As life expectancies increase, so does the number of elderly people undergoing surgical procedures.    Recently, there has been growing about potential neurotoxicity of anesthetics and their role in post-operative cognitive decline.

Alzheimer's Disease(AD) is a devastating disease most commonly found in elderly people. It is manifested by severe memory loss, language problems, impaired decision making and affected activities of daily living.

In the absence of either a single coherent etiological model to explain the cause of Alzheimer's or an effective treatment, a consistent part of funding for research in AD is aimed at identifying risk factors as well as delaying the clinical manifestations of the disease.   In this context the question of the association between Alzheimer's and anesthesia has again been raised.  
Biophysical and animal model studies identified molecular changes simulating Alzheimer's disease (AD) pathology after exposure to inhaled anesthetics. 
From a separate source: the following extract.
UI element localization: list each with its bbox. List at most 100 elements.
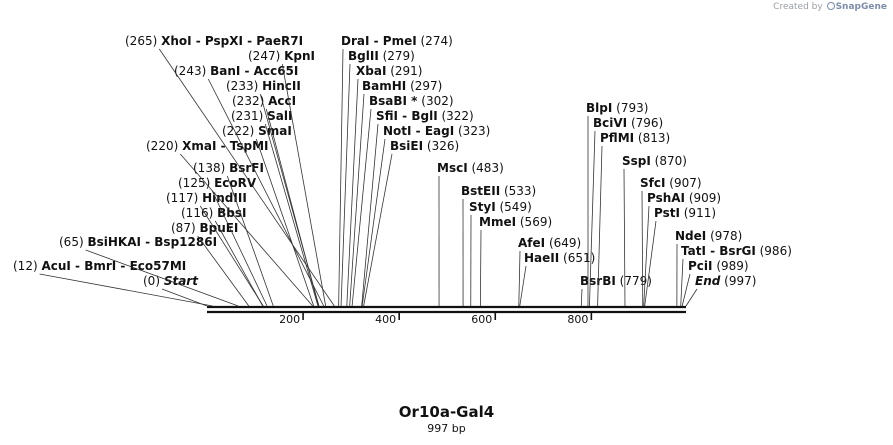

A supplement to the Journal of Alzheimer's Disease on "Anesthetics and Alzheimer's Disease" discusses various aspects of the pathophysiology of AD and the role of anesthetics as a possible risk factor.  It covers:

  • Cellular and molecular pathology in AD
  • Influence of anesthetic size on Aβ oligomerization established using state-of-the-art NMR spectroscopic technique (a fundamental contribution in this area of research)
  • Evidence from animal model studies indicating more plaque formation in transgenic mice treated with inhaled anesthetics like halothane or isoflurane
  • Association between impairment of cholinergic neurons and cognitive deficits in AD patients; and the possible role of anesthetics in cholinergic dysfunction
  • Multifactorial etiology, including the type of anesthesia, apolipoprotein E genotype, and the presence of co-morbid disorders, in the development of long-term post-operative cognitive decline
  • Anesthesia in patients with dementia; noteworthy clinical antecedents and peri-operative risk management in AD

Guest Editors Drs. Mandal and Fodale emphasized that this update "is a cornerstone in the effort to update and clarify the possible linkages between common anesthetics given to millions of patients every day and the pathomechanism of AD, thus contributing to an ongoing constructive debate. The Editors of the supplement do not intend to engender a 'fear of anesthesia' that could lead to irrational rejection of surgery in later life, but they hope to encourage the earnest quest for the 'safe anesthetic' for the elderly and more research are warranted."